Kreuzweg

(Liedmeditation zu J. S. Bachs VariationenzyklusSei gegrüßet, Jesu gütig“)

 

(Anfang)

Wir sind hier, um anzubeten

unsern Herrn in seinen Nöten.

Wir sind hier, um zu erkennen,

dass uns Sünden von ihm trennen;

dass wir Gutes unterließen

und den Nächsten von uns stießen.

 

(1)

Seht: der Mensch! Der Stellvertreter

aller Sünder und Verräter,

der Vertreter seines Vaters

im Gewirr des Welttheaters

steht vor Cäsars Stellvertreter;

und der Richter wird zum Täter.

 

(2)

„Heil dir, König, Zaubermeister,

Überwinder böser Geister,

Bringer lichter Segenszeiten,

Hoffnung aller Todgeweihten,

sieh: gegeißelt, wundgeschlagen

musst du selbst den Richtpfahl tragen!“

 

(3)

Kaum geschritten, schon gefallen,

hört er Spottlärm um sich schallen.

Aufrecht gehen, Menschenwürde

bricht zusammen von der Bürde.

Müdigkeit will ihn verführen:

liegen, schlafen, nichts mehr spüren!

 

(4)

Doch zwei Augen sieht er schauen

voller Mitleid und Vertrauen.

Die ihm glaubte in der Größe,

ist ihm nah zur Zeit der Blöße.

So erfüllt die Mitgeplagte,

was sie einst dem Engel sagte.

 

(5)

Simon fühlt, indem er handelt,

wie sich Angst in Freundschaft wandelt;

wie, was Schergen ihm befahlen,

anfängt, in sein Herz zu strahlen.

Wider Willen aufgezwungen,

ist sein Bruderdienst gelungen.

 

(6)

Mut der Liebe kann nichts hindern,

Schweiß zu trocknen, Schmerz zu lindern.

Züge, die ins Tuch sich brennen,

geben Antwort zu erkennen.

Wunder über Wunsch und Denken:

Dem, der schenkt, will Gott sich schenken.

 

(7)

Ohne Ende scheint die Strecke

bis zur nächsten Straßenecke.

Muskeln krampfen, Schwindel greift ihn,

Pesthauch der Verzweiflung streift ihn.

Schmerz gleich Keulen trifft ihn dröhnend.

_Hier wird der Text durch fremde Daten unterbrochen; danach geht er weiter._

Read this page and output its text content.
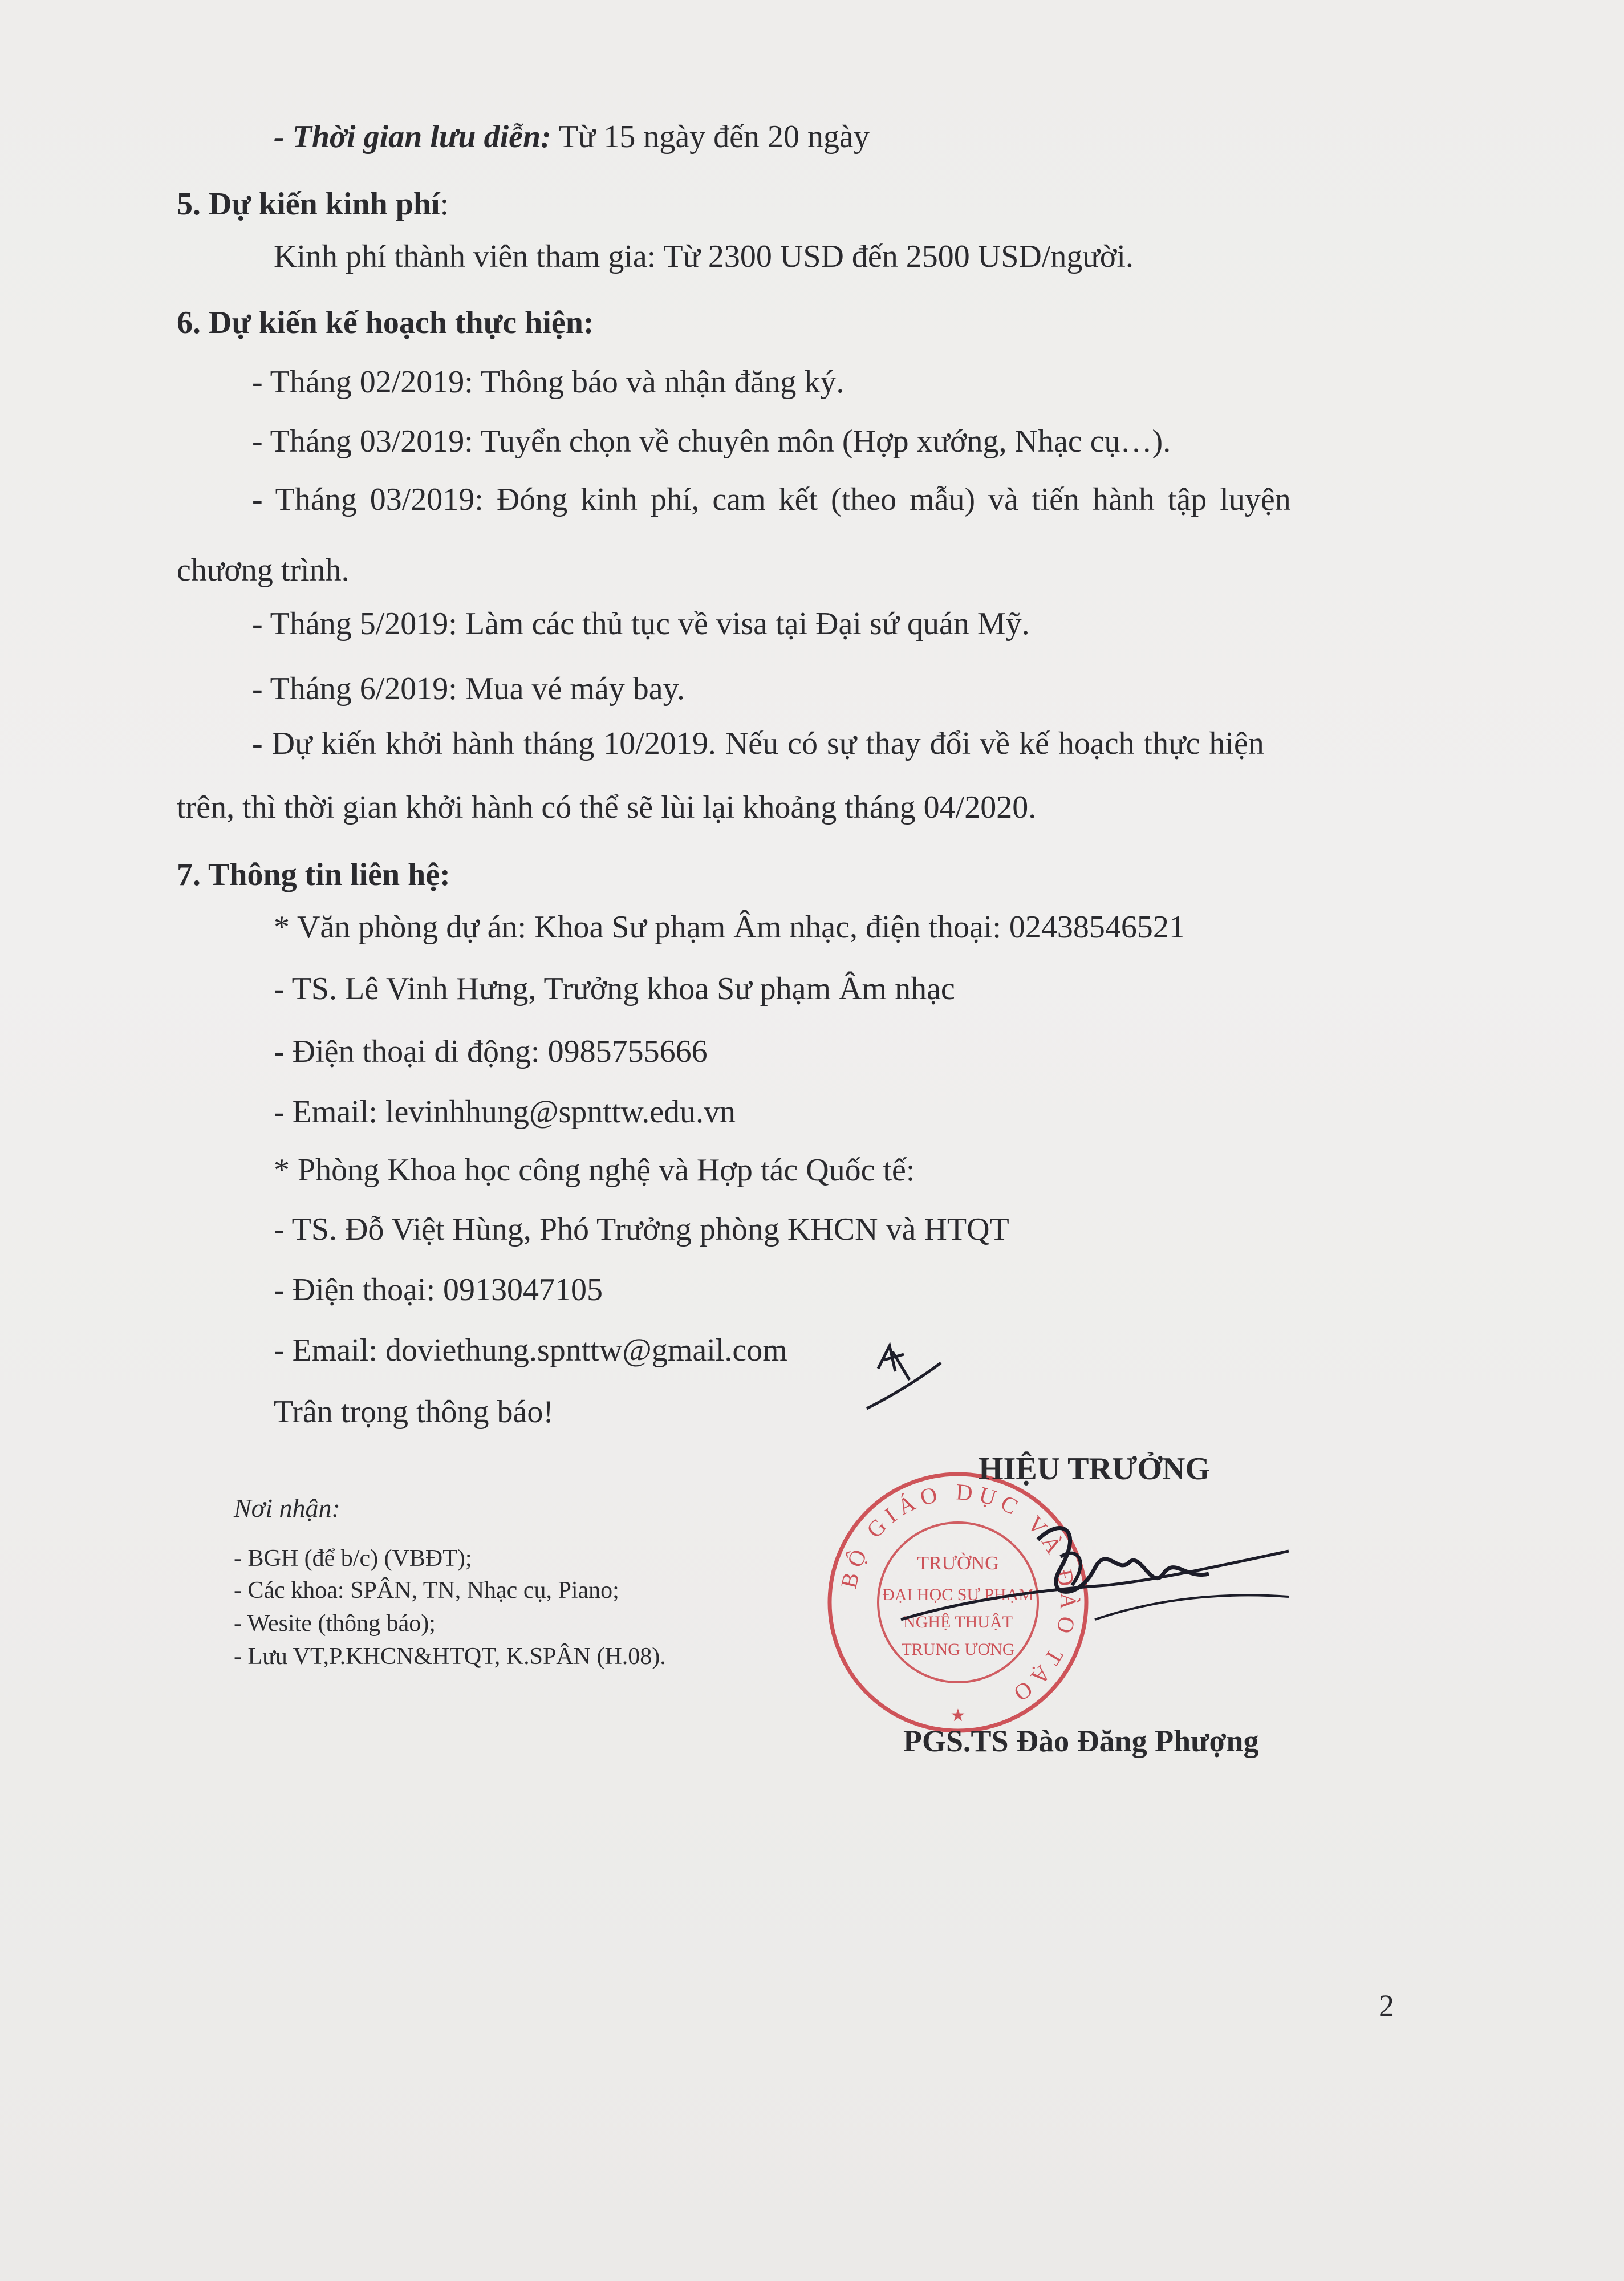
- Thời gian lưu diễn: Từ 15 ngày đến 20 ngày
5. Dự kiến kinh phí:
Kinh phí thành viên tham gia: Từ 2300 USD đến 2500 USD/người.
6. Dự kiến kế hoạch thực hiện:
- Tháng 02/2019: Thông báo và nhận đăng ký.
- Tháng 03/2019: Tuyển chọn về chuyên môn (Hợp xướng, Nhạc cụ…).
- Tháng 03/2019: Đóng kinh phí, cam kết (theo mẫu) và tiến hành tập luyện
chương trình.
- Tháng 5/2019: Làm các thủ tục về visa tại Đại sứ quán Mỹ.
- Tháng 6/2019: Mua vé máy bay.
- Dự kiến khởi hành tháng 10/2019. Nếu có sự thay đổi về kế hoạch thực hiện
trên, thì thời gian khởi hành có thể sẽ lùi lại khoảng tháng 04/2020.
7. Thông tin liên hệ:
* Văn phòng dự án: Khoa Sư phạm Âm nhạc, điện thoại: 02438546521
- TS. Lê Vinh Hưng, Trưởng khoa Sư phạm Âm nhạc
- Điện thoại di động: 0985755666
- Email: levinhhung@spnttw.edu.vn
* Phòng Khoa học công nghệ và Hợp tác Quốc tế:
- TS. Đỗ Việt Hùng, Phó Trưởng phòng KHCN và HTQT
- Điện thoại: 0913047105
- Email: doviethung.spnttw@gmail.com
Trân trọng thông báo!
Nơi nhận:
- BGH (để b/c) (VBĐT);
- Các khoa: SPÂN, TN, Nhạc cụ, Piano;
- Wesite (thông báo);
- Lưu VT,P.KHCN&HTQT, K.SPÂN (H.08).
BỘ GIÁO DỤC VÀ ĐÀO TẠO
TRƯỜNG
ĐẠI HỌC SƯ PHẠM
NGHỆ THUẬT
TRUNG ƯƠNG
★
HIỆU TRƯỞNG
PGS.TS Đào Đăng Phượng
2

Auf das Pflaster sinkt er stöhnend.

 

(8)

Aufwärts strebend von den Steinen,

hört er Frauen um sich weinen;

er erhebt sich majestätisch,

blickt sie an und ruft prophetisch:

„Still! Nicht mich müsst ihr bedauern –

um die Menschheit müsst ihr trauern!“

 

(9)

Dann der dritte Sturz, noch härter,

und der Spott der Galgenwärter:

„Alle Welt rühmt deine Werke:

komm, Messias, zeige Stärke!“

Geistgetränkt aus Gottes Quelle

kommt er nochmals von der Stelle.

 

(10)

Letzter Schutz, der ihn umhüllte,

letzte Würde, die er fühlte:

Kleiderfetzen sind zerschlissen

und der Mantel weggerissen,

Hauptgewinn beim Würfelspielen;

nackt trifft ihn der Blick der Vielen.

 

(11)

Hammerschläge, sinnbetäubend,

glieddurchbohrend, blutaustreibend,

Nägel, kantig, grob geschmiedet,

Schweiß, der aus den Poren siedet:

keuchend wird er hochgezogen,

von der eignen Last verbogen.

 

(12)

Atem stockt, die Kräfte schwinden;

und sein Gott lässt sich nicht finden.

Laut in Finsternis und Leere

ruft er sterbend: „Vater, höre!“

Einer weiß mit Blitzesklarheit:

„Das ist Gottes Sohn, in Wahrheit.“

 

(13)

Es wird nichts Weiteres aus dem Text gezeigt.